Background. Few interventions have been shown to improve retention in human immunodeficiency virus (HIV) care, and none have targeted the hospitalized patient. Peer mentoring has not been rigorously tested.
Methods. We conducted a randomized, controlled clinical trial of a peer mentoring intervention. Eligible adults were hospitalized and were either newly diagnosed with HIV infection or out of care. The intervention included 2 in-person sessions with a volunteer peer mentor while hospitalized, followed by 5 phone calls in the 10 weeks after discharge. The control intervention provided didactic sessions on avoiding HIV transmission on the same schedule. The primary outcome was a composite of retention in care (completed HIV primary care visits within 30 days and between 31 and 180 days after discharge) and viral load (VL) improvement (≥1 log10 decline) 6 months after discharge.

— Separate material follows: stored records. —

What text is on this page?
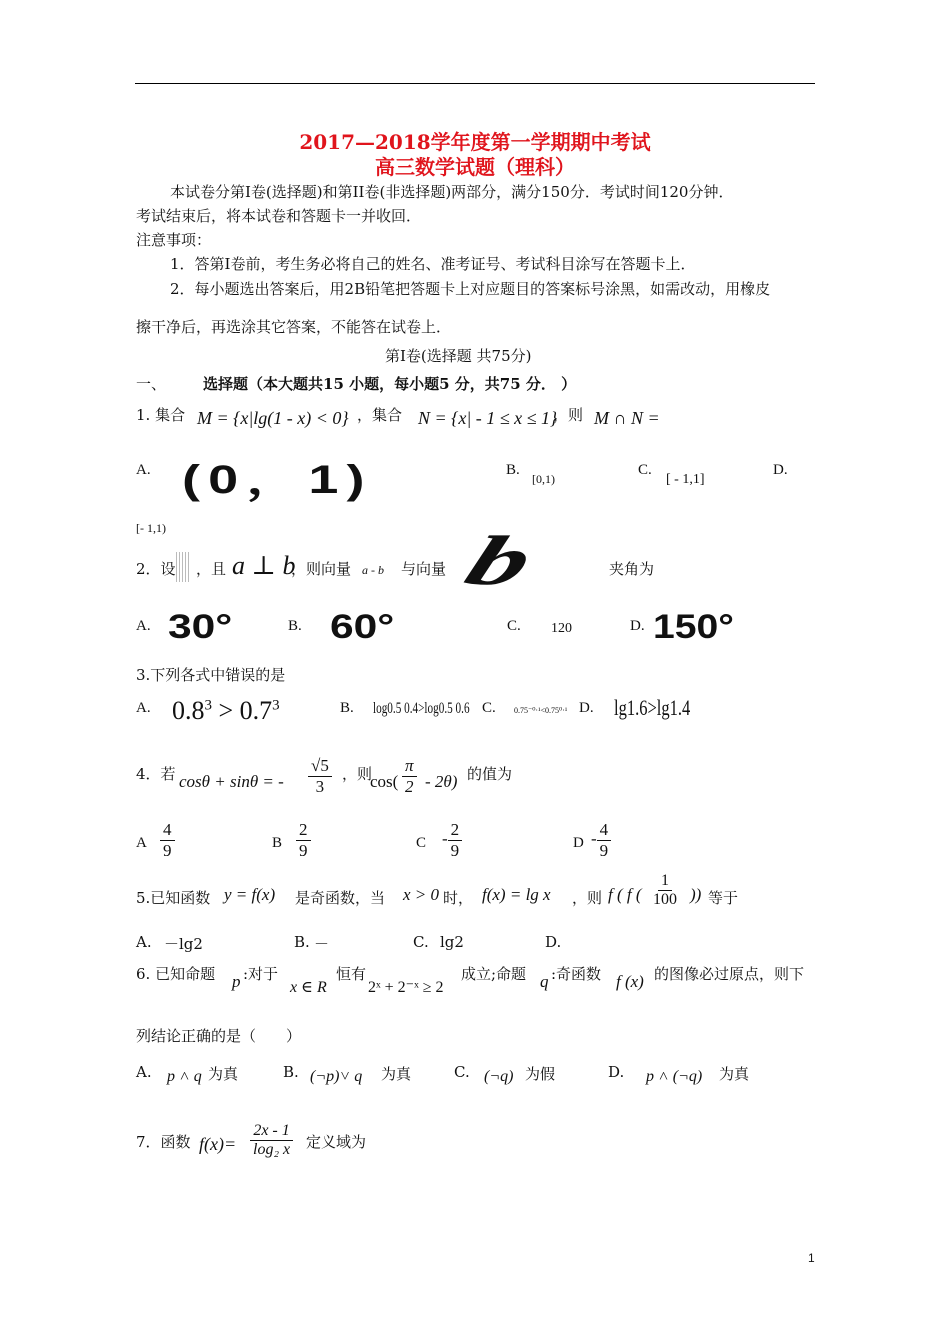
2017—2018学年度第一学期期中考试
高三数学试题（理科）
本试卷分第Ⅰ卷(选择题)和第II卷(非选择题)两部分，满分150分．考试时间120分钟．
考试结束后，将本试卷和答题卡一并收回．
注意事项：
1．答第Ⅰ卷前，考生务必将自己的姓名、准考证号、考试科目涂写在答题卡上．
2．每小题选出答案后，用2B铅笔把答题卡上对应题目的答案标号涂黑，如需改动，用橡皮
擦干净后，再选涂其它答案，不能答在试卷上．
第Ⅰ卷(选择题 共75分)
一、 选择题（本大题共15 小题，每小题5 分，共75 分． ）
1. 集合 M = {x|lg(1 - x) < 0} ，集合 N = {x| - 1 ≤ x ≤ 1}
，则 M ∩ N =
A. (0，1)	B.
[0,1)
C.
[ - 1,1]
D.
[- 1,1)
2．设 ，且 a ⊥ b
，则向量 a - b 与向量 b	夹角为
A. 30°	B. 60°	C. 120	D. 150°
3.下列各式中错误的是
A. $0.8^3 > 0.7^3$	B. log0.5 0.4>log0.5 0.6 C. 0.75⁻⁰·¹<0.75⁰·¹ D. lg1.6>lg1.4
4．若 cosθ + sinθ = - $\frac{√5}{3}$ ，则
$\cos( \frac{\pi}{2} - 2\theta)$ 的值为
A $\frac{4}{9}$	B $\frac{2}{9}$	C - $\frac{2}{9}$	D - $\frac{4}{9}$
5.已知函数 y = f(x) 是奇函数，当 x > 0 时， f(x) = lg x ，则 f ( f ( $\frac{1}{100}$ )) 等于
A. －lg2	B. －	C. lg2	D.
6. 已知命题 p :对于
x ∈ R
恒有
2ˣ + 2⁻ˣ ≥ 2
成立;命题 q :奇函数 f (x) 的图像必过原点，则下
列结论正确的是（　　）
A. p ˄ q 为真	B. (¬p)˅ q 为真	C. (¬q) 为假	D. p ˄ (¬q) 为真
7．函数 $f(x)= \frac{2x - 1}{\text{log₂ x}}$ 定义域为
1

Results. We enrolled 460 participants in 3 years; 417 were in the modified intent-to-treat analysis. The median age was 42 years; 74% were male; and 67% were non-Hispanic black. Baseline characteristics did not differ between the randomized groups. Twenty-eight percent of the participants in both arms met the primary outcome (P = .94). There were no differences in prespecified secondary outcomes, including retention in care and VL change. Post hoc analyses indicated interactions between the intervention and length of hospitalization and between the intervention and receipt of linkage services before discharge.
Conclusions. Peer mentoring did not increase reengagement in outpatient HIV care among hospitalized, out-of-care persons. More intense and system-focused interventions warrant further study.
Clinical Trials Registration. NCT01103856.